If elections for a new president had not been scheduled for 1992, it would have been necessary to invent them. Cory seemed exhausted and could not wait to hand power over to her successor. When she finished her term, hardly anyone cared to give her credit for nurturing the nation’s democratic institutions in a time of great political peril. Her presidency came to be equated with man-made and natural disasters—power interruptions, coups, volcanic eruptions, earthquakes, killer floods and destructive typhoons.
If he doesn’t tread carefully, P-Noy could fall victim to the same pattern of mendacious intrigue that today can go easily viral because of social media. We are beginning to see signs of this in recent commentary. He is being attacked for attending a Christmas party of the Presidential Security Group, the soldiers who protect the President, instead of immediately flying to Cagayan de Oro and Iligan to comfort the victims of Storm Sendong. Undersecretary Benito Ramos of the National Disaster Management Council is being criticized for suggesting that communities in the affected areas might not have been as heedful of typhoon warnings as they should have been because Mindanao was not in the usual path of tropical cyclones. The Department of Social Welfare and Development is being assailed for its slowness in providing relief to Sendong’s victims.
It is not difficult to get the impression that indeed the government is nowhere to be found in the ongoing relief efforts, which appear to be primarily led by private initiative. What do we see or hear when we turn on the television or the radio? We hear local officials appealing to the public for food, water, clothes, blankets and coffins. It is as if their first line of communication is to private donors and not to the government of which they are a part.

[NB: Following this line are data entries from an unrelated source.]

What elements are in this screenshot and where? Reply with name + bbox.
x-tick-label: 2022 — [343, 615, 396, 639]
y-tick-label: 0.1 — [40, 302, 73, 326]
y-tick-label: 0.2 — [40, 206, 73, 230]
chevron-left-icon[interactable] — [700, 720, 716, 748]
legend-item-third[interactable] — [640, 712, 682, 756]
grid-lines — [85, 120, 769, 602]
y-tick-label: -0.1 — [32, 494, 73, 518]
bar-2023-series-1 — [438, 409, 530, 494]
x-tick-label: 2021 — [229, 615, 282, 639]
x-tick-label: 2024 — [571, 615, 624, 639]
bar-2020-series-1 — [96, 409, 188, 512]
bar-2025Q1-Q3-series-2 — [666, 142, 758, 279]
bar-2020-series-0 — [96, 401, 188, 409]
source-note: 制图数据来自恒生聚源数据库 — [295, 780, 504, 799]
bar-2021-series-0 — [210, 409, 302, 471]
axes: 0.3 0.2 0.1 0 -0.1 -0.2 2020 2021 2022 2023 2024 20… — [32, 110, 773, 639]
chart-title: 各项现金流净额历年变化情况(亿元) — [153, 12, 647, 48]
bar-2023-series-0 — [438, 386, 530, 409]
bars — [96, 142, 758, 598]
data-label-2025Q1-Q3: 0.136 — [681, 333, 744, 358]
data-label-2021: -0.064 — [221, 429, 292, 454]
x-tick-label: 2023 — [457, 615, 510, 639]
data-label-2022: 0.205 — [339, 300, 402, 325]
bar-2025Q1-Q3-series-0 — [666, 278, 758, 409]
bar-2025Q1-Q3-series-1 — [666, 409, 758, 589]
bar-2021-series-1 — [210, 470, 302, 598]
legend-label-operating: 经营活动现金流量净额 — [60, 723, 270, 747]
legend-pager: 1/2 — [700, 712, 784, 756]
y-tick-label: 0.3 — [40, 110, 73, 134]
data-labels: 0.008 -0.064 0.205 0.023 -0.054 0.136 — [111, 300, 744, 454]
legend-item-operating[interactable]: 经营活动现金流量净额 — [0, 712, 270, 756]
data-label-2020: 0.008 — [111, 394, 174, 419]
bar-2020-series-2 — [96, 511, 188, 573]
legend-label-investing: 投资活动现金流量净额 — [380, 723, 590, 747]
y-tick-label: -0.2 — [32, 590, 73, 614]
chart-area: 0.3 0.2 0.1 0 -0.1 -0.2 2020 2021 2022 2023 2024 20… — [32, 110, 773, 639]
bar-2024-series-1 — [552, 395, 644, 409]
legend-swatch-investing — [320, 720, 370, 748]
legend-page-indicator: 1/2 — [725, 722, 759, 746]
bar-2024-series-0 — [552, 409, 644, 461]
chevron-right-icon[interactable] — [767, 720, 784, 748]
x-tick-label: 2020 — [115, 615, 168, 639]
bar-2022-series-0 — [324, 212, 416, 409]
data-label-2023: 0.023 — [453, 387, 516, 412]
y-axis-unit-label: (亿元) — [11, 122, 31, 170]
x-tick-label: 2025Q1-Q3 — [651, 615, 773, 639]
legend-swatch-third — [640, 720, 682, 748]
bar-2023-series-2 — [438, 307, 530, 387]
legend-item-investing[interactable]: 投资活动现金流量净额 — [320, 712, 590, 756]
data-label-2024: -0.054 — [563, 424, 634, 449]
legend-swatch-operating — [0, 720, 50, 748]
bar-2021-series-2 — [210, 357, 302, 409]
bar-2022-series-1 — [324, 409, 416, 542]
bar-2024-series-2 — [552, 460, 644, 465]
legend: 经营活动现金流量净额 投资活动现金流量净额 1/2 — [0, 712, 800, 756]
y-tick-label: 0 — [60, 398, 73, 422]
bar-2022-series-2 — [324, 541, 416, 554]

We see private individuals and organizations jostling to be among the first to distribute relief goods, each one typically insisting that they handle the distribution themselves. We see every media network scrambling to launch their respective solicitation campaigns, and likewise conduct their own distribution. Though admirable, the race to do good, when done without coordinating with public agencies, usually creates the impression that government is not doing its work.
Contrast this with the way a country like Japan responds to its own abundant share of natural calamities. First of all, one cannot fail to note the civilized restraint in the way media depicts the scale of the destruction and the loss in human lives. One is never assaulted by close-up pictures of corpses; what registers on TV screens instead is the unbearable grief of communities in a desolate landscape. Secondly, victims are not prompted by media to voice their desperate need for basic things. Their eloquence is reserved for their grief and sometimes their own guilt at being spared while their loved ones have perished. Thirdly, we never see relief distribution being turned into photo opportunities. Generosity never comes at the expense of the recipients’ dignity. Donors do not imagine themselves to be the bearers of the resources of survival, nor do they get in the way of the organized efforts of government.
Of course, there are good reasons for wanting to give help directly to the victims. We tend not to trust people in government. We see them all as self-serving politicians who cannot rise above their personal agenda. But, if true, do we not also become a little like that when we become obsessed with documenting our benevolence and hearing the beneficiaries’ profuse acknowledgment of their debt of gratitude?